All your government surveillance is privatized

As I said in the previous post, we're having the wrong arguments about domestic surveillance. All the chatter is about Snowden and Obama and Bush. What's being lost in the noise is talking about the policy. The bigger scandal than the surveillance is that the surveillance is being contracted out to private corporations. Take for instance Snowden's last employer from whence he apparently hacked his documents, Booz Allen Hamilton.
The company employs about 25,000 people, almost half of whom hold top secret security clearances, providing “access to information that would cause ‘exceptionally grave damage’ to national security if disclosed to the public,” according to a company securities filing.
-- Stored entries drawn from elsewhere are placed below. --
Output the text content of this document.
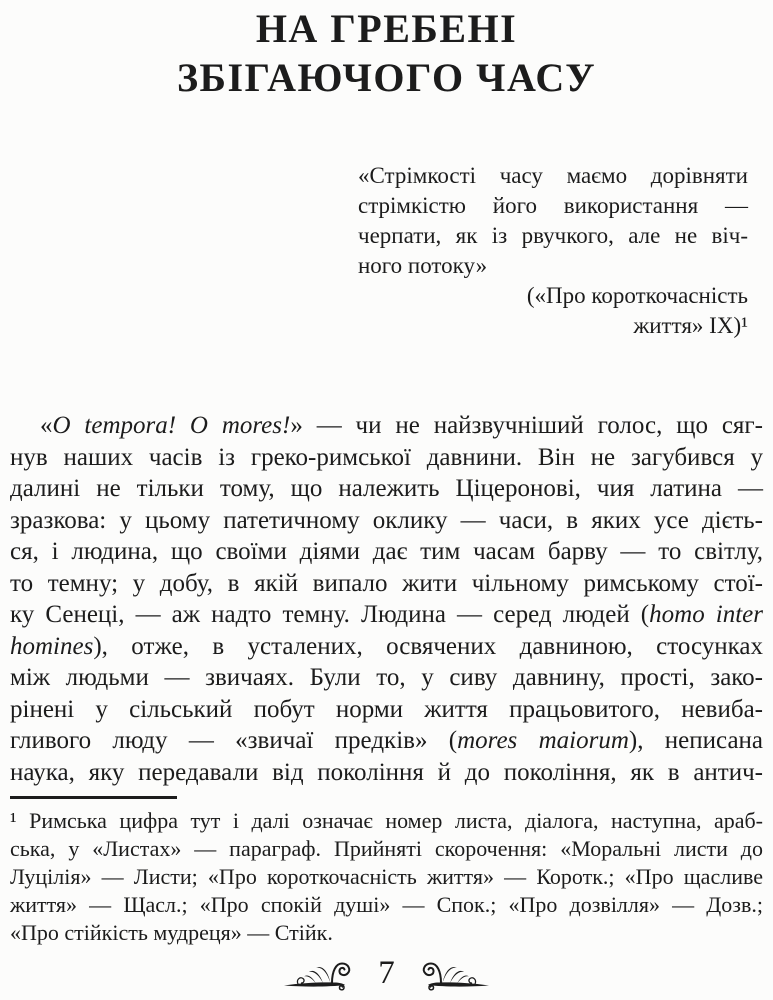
НА ГРЕБЕНІ
ЗБІГАЮЧОГО ЧАСУ
«Стрімкості часу маємо дорівняти
стрімкістю його використання —
черпати, як із рвучкого, але не віч-
ного потоку»
(«Про короткочасність
життя» IX)¹
«O tempora! O mores!» — чи не найзвучніший голос, що сяг-
нув наших часів із греко-римської давнини. Він не загубився у
далині не тільки тому, що належить Ціцеронові, чия латина —
зразкова: у цьому патетичному оклику — часи, в яких усе дієть-
ся, і людина, що своїми діями дає тим часам барву — то світлу,
то темну; у добу, в якій випало жити чільному римському стої-
ку Сенеці, — аж надто темну. Людина — серед людей (homo inter
homines), отже, в усталених, освячених давниною, стосунках
між людьми — звичаях. Були то, у сиву давнину, прості, зако-
рінені у сільський побут норми життя працьовитого, невиба-
гливого люду — «звичаї предків» (mores maiorum), неписана
наука, яку передавали від покоління й до покоління, як в антич-
¹ Римська цифра тут і далі означає номер листа, діалога, наступна, араб-
ська, у «Листах» — параграф. Прийняті скорочення: «Моральні листи до
Луцілія» — Листи; «Про короткочасність життя» — Коротк.; «Про щасливе
життя» — Щасл.; «Про спокій душі» — Спок.; «Про дозвілля» — Дозв.;
«Про стійкість мудреця» — Стійк.
7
In January, Booz Allen announced that it was starting work on a new contract worth perhaps as much as $5.6 billion over five years to provide intelligence analysis services to the Defense Department. Under the deal, Booz Allen employees are being assigned to help military and national security policy makers, the company said…
Think Progress points out Booz Allen Hamilton is just one of many contractors.
According to a 2013 report from the Office of the Director of National Intelligence, a total of 483,263 contractors held Top Secret clearances in 2012, the highest level one can obtain, with another 582,524 holding them at the Confidential and Secret levels.
Think about that for a moment. How many more young and possibly delusional computer geeks might there be lurking in corporate cubicles with no accountability to the taxpayer at all? Some of those guys might be accessing your personal internet communications, not because they have to, but because they can.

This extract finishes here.